In its latest 10-Q filing with the U.S. Securities and Exchange Commission (SEC), Progressive disclosed that it may breach Florida’s statutory profit limit for personal auto insurance over the three-year period from 2023 to 2025. Under Florida Statutes 627.066 and 627.915, insurers must report any excess profits, and the Florida Office of Insurance Regulation (OIR) may require them to refund customers or apply premium credits — a process sometimes referred to as “regurgitation” within the insurance industry.
According to the law, profits are considered excessive when an insurer’s underwriting gains over three calendar-accident years exceed the anticipated profit by more than 5% of earned premiums.
The underwriting gain is calculated by subtracting incurred losses, loss adjustment expenses (developed to an ultimate basis), administrative costs, and any policyholder dividends from the earned premium. This formula helps determine whether the company has profited more than allowed.
Progressive has not issued a public comment, but the SEC filing noted that a final determination will depend on factors like the 2025 hurricane season, which could impact loss reserves. More clarity is expected later this year.
Florida property insurers also face similar profit restrictions — typically around 4.5% — but can distribute profits through affiliated entities such as managing general agents or holding companies, a practice some lawmakers and consumer advocates criticize due to Florida’s high insurance rates. Auto insurers, however, often don’t have the same flexibility.
Progressive and other major auto carriers in Florida have recently enjoyed reduced loss adjustment costs, largely thanks to 2023 legislative reforms that ended one-way attorney fees and curbed excessive legal action over claims.
As a result, Florida’s top five auto insurers requested an average rate reduction of about 6% in 2024 — a move praised by Florida’s insurance commissioner in a recent bulletin.
Still, that may not be enough to keep Progressive below the profit cap.
“Despite these actions, it is possible that our profit for personal auto in Florida for the 2023 to 2025 period will exceed the statutory profit limit,” the company wrote in its SEC filing.
The Office of Insurance Regulation rarely enforces the excessive profits statute, but there have been exceptions. In June 2025, California Casualty Insurance Co. agreed to return or credit $341,500 to policyholders. In 2021, Nationwide Mutual Insurance was ordered to issue more than $11 million in refunds or credits due to similar violations.

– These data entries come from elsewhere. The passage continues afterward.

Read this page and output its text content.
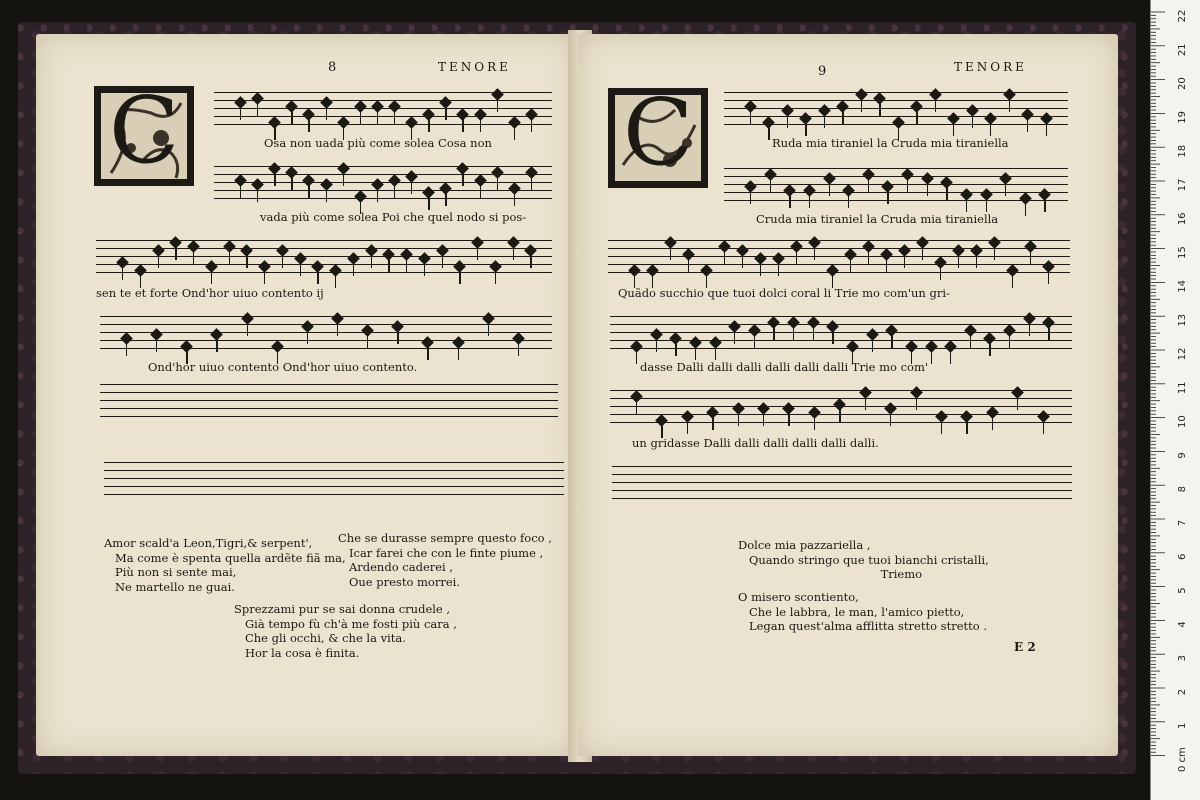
8	TENORE
C	Osa non uada più come solea Cosa non
vada più come solea Poi che quel nodo si pos-
sen te et forte Ond'hor uiuo contento ij
Ond'hor uiuo contento Ond'hor uiuo contento.
Amor scald'a Leon,Tigri,& serpent',
Ma come è spenta quella ardẽte fiã ma,
Più non si sente mai,
Ne martello ne guai.
Che se durasse sempre questo foco ,
Icar farei che con le finte piume ,
Ardendo caderei ,
Oue presto morrei.
Sprezzami pur se sai donna crudele ,
Già tempo fù ch'à me fosti più cara ,
Che gli occhi, & che la vita.
Hor la cosa è finita.
9	TENORE
C	Ruda mia tiraniel la Cruda mia tiraniella
Cruda mia tiraniel la Cruda mia tiraniella
Quãdo succhio que tuoi dolci coral li Trie mo com'un gri-
dasse Dalli dalli dalli dalli dalli dalli Trie mo com'
un gridasse Dalli dalli dalli dalli dalli dalli.
Dolce mia pazzariella ,
Quando stringo que tuoi bianchi cristalli,
Triemo
O misero scontiento,
Che le labbra, le man, l'amico pietto,
Legan quest'alma afflitta stretto stretto .
E 2
22
21
20
19
18
17
16
15
14
13
12
11
10
9
8
7
6
5
4
3
2
1
0 cm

Progressive did not specify how much it may owe, but the filing noted that the company has experienced “strong profitability” in its Florida personal auto line since the reforms took effect.
Other major insurers with a presence in Florida did not mention exceeding profit thresholds in their regulatory filings.
While Florida enforces profit limits, not all states do. New Jersey, for example, applies a variation of the Clifford Formula, capping profits around 3.5%, according to that state’s Division of Insurance and court rulings.